The tornado didn’t hit our house. But it did hit and destroy many other homes just a few miles from us. While we were thankful we were spared we were deeply saddened for those whose lives were impacted in such a profound way.
Two days later the first song of Sunday worship was All Creatures of Our God and King. The second verse caught my attention:
Thou rushing wind that art so strong
Ye clouds that sail in Heaven along,
O praise Him! Alleluia!
Thou rising moon, in praise rejoice,
Ye lights of evening, find a voice!
How does the “rushing wind” of a tornado “praise Him?” While singing I reflected on an interview with an elderly man whose house had been leveled. “The wind was the amazing power of the Lord!” Yes, I thought, but that wind caused a lot of destruction and even death.
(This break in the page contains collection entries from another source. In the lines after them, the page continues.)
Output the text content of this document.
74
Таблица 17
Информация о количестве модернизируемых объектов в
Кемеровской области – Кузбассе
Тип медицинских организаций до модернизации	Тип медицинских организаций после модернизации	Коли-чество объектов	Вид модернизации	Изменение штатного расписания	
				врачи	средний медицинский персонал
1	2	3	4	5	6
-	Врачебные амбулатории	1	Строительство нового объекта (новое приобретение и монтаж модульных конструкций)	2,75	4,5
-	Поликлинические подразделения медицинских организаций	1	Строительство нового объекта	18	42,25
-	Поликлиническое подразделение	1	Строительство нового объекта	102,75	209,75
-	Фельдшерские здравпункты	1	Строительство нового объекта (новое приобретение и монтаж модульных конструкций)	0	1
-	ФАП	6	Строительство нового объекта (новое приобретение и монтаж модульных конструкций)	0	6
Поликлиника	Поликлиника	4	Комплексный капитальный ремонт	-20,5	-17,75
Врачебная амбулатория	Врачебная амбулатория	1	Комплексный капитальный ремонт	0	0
I confess I think in terms of outcome when it comes to praising God. When something ‘good’ happens praise is easy for me. When the outcome is very different it is difficult. Is this because I am too self-centered and make my judgments on the basis of human health and happiness? What am I to think when the “amazing power of the Lord” leaves a path of death?
I want a faith that implicitly trusts God no matter what happens to me. I hope I do, but my house was not leveled. No one in my family died.
It is easy to be an ‘armchair’ theologian. But I hope I can live into the words of Henri Nouwen when he wrote, “Ordinary suffering will not be taken away, nor the suffering we must face when we bear witness to God’s love and are met with the world’s hostility and scorn [e.g. “How could a loving God who supposedly controls the wind orchestrate a tornado which harms people?”]. But our suffering will have meaning, will be lifted up, transformed by the unceasing love of God” (from Henri Nouwen: Writings Selected with an Introduction by Robert A. Jones).
In other words, I pray I can sing and mean the last verse of All Creatures of Our God and King.
Let all things their Creator bless,
And worship Him in humbleness,
O praise Him! Alleluia!
Praise, praise the Father, praise the Son,
And praise the Spirit, Three in One!